Improved suspension dewaterability using a novel pelleting flocculation device

The decline in ore grades and increasing clay content in ore bodies present significant dewatering challenges for the mining industry, as finer grinding is required to liberate target minerals. This results in the production of fine mineral gangue, including clay minerals, which are discharged as tailings. Tailings are typically treated with flocculants to aggregate fine particles, improving settling and permeability. However, flocculation forms strong particle networks with reduced compressibility, constraining thickened slurry density and filter cake moisture.

This study demonstrates a novel vertical screw pelletiser prototype for pelleting flocculation of kaolin suspensions, aimed at improving both compressibility and permeability by forming compact pelletised aggregates.
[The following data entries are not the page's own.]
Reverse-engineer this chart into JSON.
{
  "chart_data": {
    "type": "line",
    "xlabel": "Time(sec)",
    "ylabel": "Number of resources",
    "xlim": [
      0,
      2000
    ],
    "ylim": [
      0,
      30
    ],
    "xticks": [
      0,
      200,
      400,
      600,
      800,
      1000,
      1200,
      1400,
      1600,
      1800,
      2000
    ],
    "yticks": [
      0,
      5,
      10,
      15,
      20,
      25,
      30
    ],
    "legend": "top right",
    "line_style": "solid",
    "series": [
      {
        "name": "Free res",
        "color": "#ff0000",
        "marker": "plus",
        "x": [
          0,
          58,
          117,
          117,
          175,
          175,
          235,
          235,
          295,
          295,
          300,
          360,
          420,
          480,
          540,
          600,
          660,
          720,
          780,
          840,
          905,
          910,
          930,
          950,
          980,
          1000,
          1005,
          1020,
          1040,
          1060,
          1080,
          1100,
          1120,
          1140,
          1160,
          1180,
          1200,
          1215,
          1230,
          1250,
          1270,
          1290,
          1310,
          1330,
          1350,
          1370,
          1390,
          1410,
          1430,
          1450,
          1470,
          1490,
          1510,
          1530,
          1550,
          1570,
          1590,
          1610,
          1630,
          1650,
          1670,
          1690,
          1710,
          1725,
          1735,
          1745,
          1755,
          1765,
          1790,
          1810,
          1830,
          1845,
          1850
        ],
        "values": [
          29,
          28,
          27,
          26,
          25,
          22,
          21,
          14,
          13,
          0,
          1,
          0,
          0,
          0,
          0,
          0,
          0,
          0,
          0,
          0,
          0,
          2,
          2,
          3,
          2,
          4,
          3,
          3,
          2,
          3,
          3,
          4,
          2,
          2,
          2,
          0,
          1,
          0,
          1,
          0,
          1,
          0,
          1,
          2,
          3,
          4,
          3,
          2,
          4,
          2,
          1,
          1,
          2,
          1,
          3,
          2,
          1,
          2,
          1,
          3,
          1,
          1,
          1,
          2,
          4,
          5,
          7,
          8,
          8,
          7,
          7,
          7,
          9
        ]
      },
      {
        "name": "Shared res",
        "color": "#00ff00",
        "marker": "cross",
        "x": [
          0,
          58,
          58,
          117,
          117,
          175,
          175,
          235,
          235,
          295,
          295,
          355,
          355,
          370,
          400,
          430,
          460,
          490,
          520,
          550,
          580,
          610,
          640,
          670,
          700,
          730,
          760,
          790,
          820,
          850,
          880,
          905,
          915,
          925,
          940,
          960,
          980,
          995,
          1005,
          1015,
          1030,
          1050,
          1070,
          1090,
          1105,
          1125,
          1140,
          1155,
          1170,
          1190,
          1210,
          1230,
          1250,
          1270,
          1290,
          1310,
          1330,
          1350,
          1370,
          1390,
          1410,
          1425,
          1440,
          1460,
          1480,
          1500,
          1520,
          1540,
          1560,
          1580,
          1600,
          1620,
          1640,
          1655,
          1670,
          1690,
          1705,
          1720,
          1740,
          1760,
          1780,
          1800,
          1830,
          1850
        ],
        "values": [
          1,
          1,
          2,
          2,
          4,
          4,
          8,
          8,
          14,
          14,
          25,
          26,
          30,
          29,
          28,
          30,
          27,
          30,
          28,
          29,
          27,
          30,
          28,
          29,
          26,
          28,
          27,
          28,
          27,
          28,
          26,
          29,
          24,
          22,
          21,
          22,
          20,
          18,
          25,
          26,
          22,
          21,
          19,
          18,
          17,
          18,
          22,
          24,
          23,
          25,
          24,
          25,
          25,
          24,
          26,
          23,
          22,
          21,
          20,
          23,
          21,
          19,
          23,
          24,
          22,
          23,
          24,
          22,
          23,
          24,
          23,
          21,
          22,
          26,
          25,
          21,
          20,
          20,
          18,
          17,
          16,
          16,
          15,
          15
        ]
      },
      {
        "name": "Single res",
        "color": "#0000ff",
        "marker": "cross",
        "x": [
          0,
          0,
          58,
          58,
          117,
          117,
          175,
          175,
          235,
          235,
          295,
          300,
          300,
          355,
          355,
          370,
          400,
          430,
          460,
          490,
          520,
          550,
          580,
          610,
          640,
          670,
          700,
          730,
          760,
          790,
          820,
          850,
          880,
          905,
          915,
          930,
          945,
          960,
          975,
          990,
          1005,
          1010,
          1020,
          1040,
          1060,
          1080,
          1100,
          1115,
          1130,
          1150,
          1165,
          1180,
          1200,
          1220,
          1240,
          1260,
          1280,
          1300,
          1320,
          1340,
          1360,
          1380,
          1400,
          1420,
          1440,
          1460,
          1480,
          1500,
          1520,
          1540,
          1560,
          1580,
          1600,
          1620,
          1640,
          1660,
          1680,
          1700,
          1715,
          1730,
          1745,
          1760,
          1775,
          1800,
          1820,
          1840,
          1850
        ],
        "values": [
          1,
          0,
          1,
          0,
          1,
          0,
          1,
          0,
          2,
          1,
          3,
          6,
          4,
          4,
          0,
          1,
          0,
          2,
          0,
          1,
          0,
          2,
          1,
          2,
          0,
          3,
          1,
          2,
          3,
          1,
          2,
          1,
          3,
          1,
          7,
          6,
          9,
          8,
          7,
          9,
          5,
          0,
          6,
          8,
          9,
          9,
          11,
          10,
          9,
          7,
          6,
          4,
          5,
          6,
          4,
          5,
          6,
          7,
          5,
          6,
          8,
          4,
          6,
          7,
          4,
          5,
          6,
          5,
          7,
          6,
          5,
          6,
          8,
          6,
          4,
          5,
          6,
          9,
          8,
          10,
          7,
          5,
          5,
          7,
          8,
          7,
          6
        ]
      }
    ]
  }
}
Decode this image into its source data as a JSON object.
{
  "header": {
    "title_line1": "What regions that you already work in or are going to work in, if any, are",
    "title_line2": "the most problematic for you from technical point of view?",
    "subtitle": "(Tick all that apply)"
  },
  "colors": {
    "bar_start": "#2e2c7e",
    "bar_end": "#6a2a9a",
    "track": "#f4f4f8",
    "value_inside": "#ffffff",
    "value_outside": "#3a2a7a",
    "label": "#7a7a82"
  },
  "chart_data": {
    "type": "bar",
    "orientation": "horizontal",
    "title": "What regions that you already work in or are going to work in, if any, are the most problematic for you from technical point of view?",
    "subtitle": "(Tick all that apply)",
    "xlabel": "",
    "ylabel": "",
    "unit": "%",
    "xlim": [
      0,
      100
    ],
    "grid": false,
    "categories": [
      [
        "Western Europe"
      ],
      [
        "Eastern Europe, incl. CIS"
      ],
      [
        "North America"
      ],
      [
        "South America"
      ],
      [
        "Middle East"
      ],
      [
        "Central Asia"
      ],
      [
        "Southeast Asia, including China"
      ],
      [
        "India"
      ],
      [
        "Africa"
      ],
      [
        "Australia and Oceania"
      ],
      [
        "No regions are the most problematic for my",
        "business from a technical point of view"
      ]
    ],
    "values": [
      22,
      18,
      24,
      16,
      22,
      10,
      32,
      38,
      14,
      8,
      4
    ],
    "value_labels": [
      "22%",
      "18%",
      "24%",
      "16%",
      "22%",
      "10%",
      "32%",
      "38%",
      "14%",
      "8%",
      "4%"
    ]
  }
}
Using an oil-in-water emulsion and a polymer flocculant for adhesion, kaolin particles with a Sauter diameter of 1.4 µm were aggregated and pelletised into centimetre-sized pellets with solids fraction up to 0.15 v/v (0.31 w/w).

The dewatering properties of the pellets were quantified and modelled using comprehensive dewaterability analysis. Compared to the conventional flocculation methods, which typically improve permeability at the expense of compressibility, pelleting flocculation improved both the compressibility and permeability. The thickener modelling showed that, to achieve an underflow solids concentration of 0.20 v/v (0.40 w/w), systems fed with pelletised aggregates could operate at a solid flux 13 times higher than those using conventional flocculated aggregates. Similarly, to achieve a filter cake solids concentration of 0.40 v/v (0.64 w/w), filters fed with pelletised aggregates required 16 % less filtration area and 18 % shorter filtration time compared to conventional flocculated feeds. This work highlights pelleting flocculation as a promising alternative to conventional flocculation, resulting in significant improvements in the thickener performance and offering a practical solution to the challenges of processing fine and clay-rich tailings in mineral processing.